At the edge of a small Ontario town, a steep-sided turquoise lake occupies the footprint of a long-defunct iron mine. The water is still, the cliffs sharp, the surrounding land shaped by decades of excavation. From above, the site appears dormant, untouched since the last blast echoed through the valley nearly fifty years ago.
Yet this disused pit, formed in the middle of the last century and abandoned before environmental rehabilitation became law, is being reconsidered. Not for its mineral wealth or tourism potential, though both have been discussed. Instead, the focus has shifted to energy. More precisely, to energy storage, a sector becoming increasingly central to national electricity strategies as grids absorb more renewable power.
The Marmora Clean Energy Hub, led by Northland Power in partnership with Ontario Power Generation, would convert the flooded mine pit into the lower reservoir of a closed-loop hydroelectric system. A second, upper reservoir would be constructed nearby using surrounding waste rock.
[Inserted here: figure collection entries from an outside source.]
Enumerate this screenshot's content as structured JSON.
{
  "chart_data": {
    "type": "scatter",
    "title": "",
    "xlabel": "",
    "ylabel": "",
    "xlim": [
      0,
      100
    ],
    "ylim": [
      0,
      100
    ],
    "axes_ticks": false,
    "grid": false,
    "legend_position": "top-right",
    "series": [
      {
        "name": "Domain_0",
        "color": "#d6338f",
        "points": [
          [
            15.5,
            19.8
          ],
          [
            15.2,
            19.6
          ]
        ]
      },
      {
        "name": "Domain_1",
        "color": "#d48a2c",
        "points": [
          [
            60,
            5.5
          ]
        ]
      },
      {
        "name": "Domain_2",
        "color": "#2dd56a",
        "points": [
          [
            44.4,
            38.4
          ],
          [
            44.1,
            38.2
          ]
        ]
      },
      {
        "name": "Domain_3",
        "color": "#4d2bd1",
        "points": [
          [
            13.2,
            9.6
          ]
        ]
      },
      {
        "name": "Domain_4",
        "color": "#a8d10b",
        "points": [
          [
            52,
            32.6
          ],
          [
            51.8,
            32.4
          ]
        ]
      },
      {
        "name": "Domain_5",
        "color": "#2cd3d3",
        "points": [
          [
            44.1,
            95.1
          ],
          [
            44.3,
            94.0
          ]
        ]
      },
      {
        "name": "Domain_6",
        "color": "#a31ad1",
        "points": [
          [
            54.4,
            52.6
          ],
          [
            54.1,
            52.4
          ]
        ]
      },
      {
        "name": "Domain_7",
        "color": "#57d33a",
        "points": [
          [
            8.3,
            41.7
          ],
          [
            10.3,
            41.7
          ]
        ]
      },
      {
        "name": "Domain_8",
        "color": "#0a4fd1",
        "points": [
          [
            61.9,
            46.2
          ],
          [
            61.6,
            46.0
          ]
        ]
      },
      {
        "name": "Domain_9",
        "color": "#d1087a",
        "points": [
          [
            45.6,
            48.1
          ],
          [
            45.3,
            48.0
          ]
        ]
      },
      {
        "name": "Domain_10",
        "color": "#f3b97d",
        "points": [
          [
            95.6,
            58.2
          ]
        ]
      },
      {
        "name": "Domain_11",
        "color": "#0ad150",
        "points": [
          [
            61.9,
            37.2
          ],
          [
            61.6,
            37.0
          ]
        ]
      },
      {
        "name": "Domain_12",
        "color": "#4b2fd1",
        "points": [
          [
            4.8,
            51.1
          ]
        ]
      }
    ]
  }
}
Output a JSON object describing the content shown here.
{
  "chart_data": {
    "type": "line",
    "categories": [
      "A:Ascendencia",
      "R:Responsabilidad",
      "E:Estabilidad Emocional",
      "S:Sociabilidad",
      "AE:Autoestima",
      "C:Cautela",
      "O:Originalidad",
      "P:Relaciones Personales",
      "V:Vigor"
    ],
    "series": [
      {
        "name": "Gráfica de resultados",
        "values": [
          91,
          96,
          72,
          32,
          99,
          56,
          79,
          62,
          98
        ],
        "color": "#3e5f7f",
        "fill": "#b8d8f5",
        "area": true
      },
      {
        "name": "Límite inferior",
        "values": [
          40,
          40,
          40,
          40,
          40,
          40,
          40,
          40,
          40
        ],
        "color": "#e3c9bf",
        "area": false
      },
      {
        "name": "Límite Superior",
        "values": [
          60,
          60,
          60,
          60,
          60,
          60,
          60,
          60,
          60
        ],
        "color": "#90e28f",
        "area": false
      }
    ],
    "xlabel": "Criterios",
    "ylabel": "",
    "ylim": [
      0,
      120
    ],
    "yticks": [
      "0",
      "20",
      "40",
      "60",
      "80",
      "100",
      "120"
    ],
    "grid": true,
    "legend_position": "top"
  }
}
Electricity generated during low-demand periods would pump water to the upper level. When demand rises, the water would return via turbines, generating up to 400 megawatts for a duration of approximately five hours.
Northland has stated that the facility could supply power to an estimated 400,000 homes, equivalent to the combined population of Mississauga and Brampton. The project also includes a small solar generation component, adding roughly 30 megawatts of on-site capacity.